The article points out several tensions that emerge from the centrality of faith to Christian doctrine. This is the kind of subtle theological idea that makes theology interesting and maddening to atheist who can't think subtly. Tension is mistaken for contradiction by skeptics but it's not contradiction. It's a good thing in theology to have tension. As one of my professors at Perkins (school of ethology SMU) put it "if you have no tension on your kite string your kite is not in the air."

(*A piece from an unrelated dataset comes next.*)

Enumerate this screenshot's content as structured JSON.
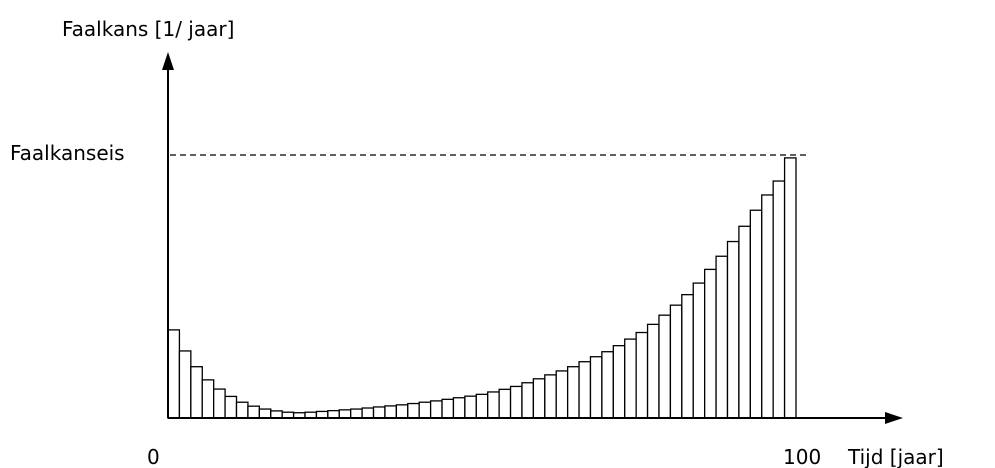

One such tension is between weather faith is the response of trust in God or the acceptance of doctrinal propositions.The issues clearly transcend the notion of faith as rule keeping or merely an acceptance of intellectual propositions.

The article winds up with a discussion of Kierkegaard's notion of the leap of faith. This mind tend to make one think that faith means the irrational acceptance of of a proposition with no evidence.SK says faith is irrational and that it's achieved by an irrational leap. Yet one must note that the leap itself is an epistemological ploy, it's an attempt to get over the final chasm which can't be bridged by evidence or logic. The road up to the final gap can be paved with argument and reason. One can make a find philosophical diving board to prepare for the leap. The point at which one makes the leap can be narrowed. The leap is always there. Even in the world view there are epistemic blind alleys from which there are no returns. So in the final analysis there is no basis to the atheist straw man definition of faith as "believing things without evidence."